Eric Jaye, Newsom's campaign director, said, "Immigration is a federal issue. San Francisco is not in charge of border issues. If Gavin Newsom is elected [governor], he won't be in control of the border either." Jaye cited a Yale University study in which undocumented workers in New Haven had trouble accessing health services. Mayor Newsom stressed that national immigration reform is needed, but that giving residents access to services precedes politics of the moment.
Nancy Lukas, a Bay Area resident in attendance, had a positive impression of the mayor after the town hall meeting, but remained ambivalent about the municipal identification card policy. Referring to illegal immigrants she said, "We need them to fill jobs in farming, construction... but at the same time they are taking away jobs from those who are unemployed." At the very least, Lukas said she hopes all felons who are here illegally should be deported, and that general deportation should begin with those who are least embedded in their lifestyles in the U.S. -- those who have most recently arrived.
Regarding Newsom, "I like the fact that he's controversial and he's not afraid," Lukas said. "The whole country is going to go the way California goes eventually anyway. They're just going to throw a hissy fit first."

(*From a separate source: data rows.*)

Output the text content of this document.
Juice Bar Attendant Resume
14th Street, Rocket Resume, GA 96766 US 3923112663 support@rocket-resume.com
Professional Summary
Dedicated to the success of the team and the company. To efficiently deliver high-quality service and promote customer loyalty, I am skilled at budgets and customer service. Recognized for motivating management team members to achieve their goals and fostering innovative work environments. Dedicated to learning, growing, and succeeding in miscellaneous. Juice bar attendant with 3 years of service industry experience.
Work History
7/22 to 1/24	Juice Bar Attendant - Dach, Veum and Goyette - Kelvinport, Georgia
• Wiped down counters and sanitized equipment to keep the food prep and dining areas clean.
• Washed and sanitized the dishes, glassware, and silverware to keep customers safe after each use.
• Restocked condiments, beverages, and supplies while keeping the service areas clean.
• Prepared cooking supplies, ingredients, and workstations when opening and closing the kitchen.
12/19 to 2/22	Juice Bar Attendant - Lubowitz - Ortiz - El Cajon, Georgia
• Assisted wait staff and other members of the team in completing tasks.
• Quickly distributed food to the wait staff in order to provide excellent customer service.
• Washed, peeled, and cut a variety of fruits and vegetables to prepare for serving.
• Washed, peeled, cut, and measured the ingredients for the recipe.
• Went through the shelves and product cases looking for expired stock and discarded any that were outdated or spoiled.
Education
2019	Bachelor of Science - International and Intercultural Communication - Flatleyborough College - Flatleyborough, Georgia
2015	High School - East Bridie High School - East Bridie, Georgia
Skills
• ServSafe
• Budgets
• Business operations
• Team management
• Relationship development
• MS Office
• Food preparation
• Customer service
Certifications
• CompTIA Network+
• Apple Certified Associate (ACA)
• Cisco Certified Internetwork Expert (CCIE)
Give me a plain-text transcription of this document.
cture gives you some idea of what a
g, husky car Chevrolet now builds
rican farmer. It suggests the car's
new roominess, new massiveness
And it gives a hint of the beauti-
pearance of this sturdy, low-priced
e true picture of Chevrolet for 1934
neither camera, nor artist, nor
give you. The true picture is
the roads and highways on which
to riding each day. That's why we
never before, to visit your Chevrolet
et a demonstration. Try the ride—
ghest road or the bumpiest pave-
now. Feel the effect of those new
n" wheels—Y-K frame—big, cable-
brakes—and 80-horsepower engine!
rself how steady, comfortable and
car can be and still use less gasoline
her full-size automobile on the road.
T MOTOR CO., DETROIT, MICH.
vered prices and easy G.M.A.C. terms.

Newsom certainly has been at the helm of many plans that seem too progressive for those across the country, as well as some at home in California. In 2004 when Newsom had only been on the job for a few months, he ordered the city to issue marriage licenses to same-sex couples. Now he's making bold claims to make the San Francisco Bay Area the "electric vehicle capital of the world" by creating 250,000 charging stations and continuing the most progressive solar program in the U.S.
Newsom emphasized that the municipal identification card program would not be in conflict with national immigration reform. But like the effort to allow gay marriage, the public may take a while to warm up to the new system.